ゲンゴロウの成虫は春から秋頃にかけて交尾、メスはホテイアオイやオモダカ類、コナギ等の水田雑草や水草の茎に直径2~4㎜の円形の傷をつけて、茎内部の組織内に1~2個産卵します。
メスの腹端には出し入れできる左右に扁平な産卵管があり、それを噛み傷に押し込み産卵します。
こういった産卵場所を選ぶのは魚などの天敵に捕食されるのを避けるためだと考えられます。
卵は幅約1㎜、長さは約13㎜野細長い形で、産卵後役2週間程度で孵化します。
幼虫は細長い体をしており、孵化直後の1齢幼虫は体長が約25㎜程。脱皮して体長約40㎜の2齢幼虫に変態し、更にもう1回脱皮して変態します。
脱皮は水中で行われ、まず胸部の背中側が中心から割れて、その割れ目が前後に広がります。
幼虫の胸部、頭部が抜け殻から抜け出して、最後に腹部が抜けて脱皮は完了です。
終齢幼虫は成虫の体長のほぼ2倍にまで成長します。
幼虫はとても立派な大顎を持っており、その顎は注射針状になっています。
獲物に食いつくと獲物を麻痺させる毒と消化液を同時に体内に注入し、体液と消化されて液状化した筋肉や内臓などの組織を吸います。

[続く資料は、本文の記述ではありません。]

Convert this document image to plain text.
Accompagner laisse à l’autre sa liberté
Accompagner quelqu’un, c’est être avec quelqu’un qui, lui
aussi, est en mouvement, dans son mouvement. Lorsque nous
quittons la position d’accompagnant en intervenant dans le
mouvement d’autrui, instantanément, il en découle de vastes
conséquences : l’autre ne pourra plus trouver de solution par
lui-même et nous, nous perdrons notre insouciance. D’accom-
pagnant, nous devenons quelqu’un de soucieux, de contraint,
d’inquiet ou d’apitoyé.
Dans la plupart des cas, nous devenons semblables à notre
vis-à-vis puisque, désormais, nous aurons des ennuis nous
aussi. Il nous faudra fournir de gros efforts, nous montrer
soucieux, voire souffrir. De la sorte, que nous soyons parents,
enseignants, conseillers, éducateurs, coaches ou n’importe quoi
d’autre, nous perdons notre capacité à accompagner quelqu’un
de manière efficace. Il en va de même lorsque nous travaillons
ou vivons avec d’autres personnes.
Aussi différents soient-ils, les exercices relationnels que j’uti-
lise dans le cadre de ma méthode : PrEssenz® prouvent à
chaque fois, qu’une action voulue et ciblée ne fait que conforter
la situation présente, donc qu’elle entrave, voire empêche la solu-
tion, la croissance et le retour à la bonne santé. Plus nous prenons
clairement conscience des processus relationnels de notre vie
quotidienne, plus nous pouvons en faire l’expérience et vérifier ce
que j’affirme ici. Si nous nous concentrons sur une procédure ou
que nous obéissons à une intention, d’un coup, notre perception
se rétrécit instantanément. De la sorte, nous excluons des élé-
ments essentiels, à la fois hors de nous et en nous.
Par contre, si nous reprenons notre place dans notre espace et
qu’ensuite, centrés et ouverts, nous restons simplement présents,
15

自分よりも体の大きな獲物や、時には人間に噛みついて怪我を負わせることもあります。
成虫も同じように捕食し、小魚や甲殻類、時には共食いすることもあります。
絶滅危惧種のゲンゴロウ
日本に生息するゲンゴロウのうちの多くの種類が絶滅危惧種や準絶滅危惧種に分類されています。
それらの多くは農薬や水質汚染、ため池におけるブラックバスやアメリカザリガニの無差別放流などによるものや、河川改修によって土手が今リートになり、産卵場所を奪われてしまったことによるものと考えられています。
かつてよく見かけていたナミゲンゴロウも現在ではかなり珍しい昆虫になってしまいました。
しかし、一方では未だに平地や沼、水田で普通にその姿を見られるような青森県、秋田県、東北地方や長野県、山梨県、新潟県などもあります。
絶滅危惧種に指定されているゲンゴロウはマルコガタノゲンゴロウやフチトリゲンゴロウ、ヒメフチトリゲンゴロウ、コガタノゲンゴロウ、エゾゲンゴロウモドキ、シャープゲンゴロウモドキ、マダラシマゲンゴロウ、オオイチモンジシマゲンゴロウ、スジゲンゴロウ、マルガタゲンゴロウなどです。